On peut retenir des études une incidence de 2,5-500/100 000 de la population générale et une prévalence d’environ 2,5% des patients hospitalisés en milieu somatique. Par ailleurs, sans remplir tous les critères d’un trouble dissociatif, on considère que jusqu’à 30% des nouveaux patients d’une consultation neurologique souffriraient de symptômes médicalement inexpliqués.1,2 Une majorité de ces patients présente une comorbidité psychiatrique : un tiers des patients souffre d’un épisode dépressif majeur ou d’un trouble anxieux, et une moitié d’un trouble de la personnalité.3
Le trouble dissociatif se présente sous forme d’un syndrome « pseudo-neurologique » pouvant mimer une atteinte motrice, sensitive ou sensorielle, des crises de type épileptique ou des mouvements anormaux, dont des troubles de la marche.
Le diagnostic ne repose pas que sur l’absence de signes pathologiques en relation avec le symptôme ; si un patient présente une hémiparésie, il est entendu que des signes cortico-spinaux de ce même côté seront exclusifs d’un trouble de conversion. Par contre, il est possible de trouver d’autres anomalies à l’examen neurologique et ceci n’exclut pas un diagnostic de syndrome de conversion ; un patient peut présenter des signes cortico-spinaux séquellaires d’un ancien accident vasculaire cérébral et remplir les critères cliniques pour un tremblement dissociatif.

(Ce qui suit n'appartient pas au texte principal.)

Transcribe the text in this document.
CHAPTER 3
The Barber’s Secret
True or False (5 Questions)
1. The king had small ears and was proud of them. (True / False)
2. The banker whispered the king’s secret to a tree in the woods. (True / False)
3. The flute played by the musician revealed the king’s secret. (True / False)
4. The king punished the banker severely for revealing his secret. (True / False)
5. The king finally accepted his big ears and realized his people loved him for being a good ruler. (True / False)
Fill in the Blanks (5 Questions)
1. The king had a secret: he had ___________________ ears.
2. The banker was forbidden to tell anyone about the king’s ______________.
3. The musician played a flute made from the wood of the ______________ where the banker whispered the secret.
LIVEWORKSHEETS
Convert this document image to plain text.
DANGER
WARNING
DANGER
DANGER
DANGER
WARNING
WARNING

D’autre part, le diagnostic repose sur la présence de signes dits « positifs » qui, lorsqu’ils sont présents, suggèrent fortement le diagnostic de trouble dissociatif. Si certains de ces signes (dont quelques exemples sont décrits ci-dessous) ont été validés, la plupart n’ont pas de spécificité ni de sensibilité établies. C’est donc l’ensemble du tableau clinique qui permet au neurologue d’établir le diagnostic, en évitant de restreindre ce dernier à un diagnostic d’exclusion. Récemment, une revue systématique4 de toutes les études longitudinales a pu établir que le taux d’erreur diagnostique était de 4%, ce qui est comparable à d’autres maladies neurologiques comme les maladies du motoneurone (6%), ou psychiatriques comme la schizophrénie (8%).
Le trouble moteur dissociatif est retenu lorsque l’on observe des signes d’incohérence : par exemple un patient est plégique au niveau de sa jambe droite lors de l’examen au lit mais est capable de rester debout sur cette jambe lorsqu’il remet son pantalon en fin d’examen. La présence de lâchages, lors de l’examen, de la force est également suggestive : le patient peut développer une bonne force, mais celle-ci n’est pas soutenue et, contre résistance, la force lâche (sans qu’une douleur ou qu’une pathologie ostéoarticulaire n’en soient la cause).
Les troubles sensitifs dissociatifs sont également suggérés lorsqu’il existe des incohérences : un patient atteint d’anesthésie complète à tous les modes au niveau des jambes (y compris le sens de position) ne devrait pas présenter un test de Romberg normal ou une marche normale. La présence d’un déficit sensitif dans un territoire non organique suggère aussi le diagnostic: par exemple, une anesthésie sur une hémi-jambe, ce qui ne correspond ni au territoire d’une racine nerveuse ni à celui d’un tronc nerveux (comme le sciatique poplité externe ou le fémoral), ni à la représentation corticale cérébrale du territoire de la jambe.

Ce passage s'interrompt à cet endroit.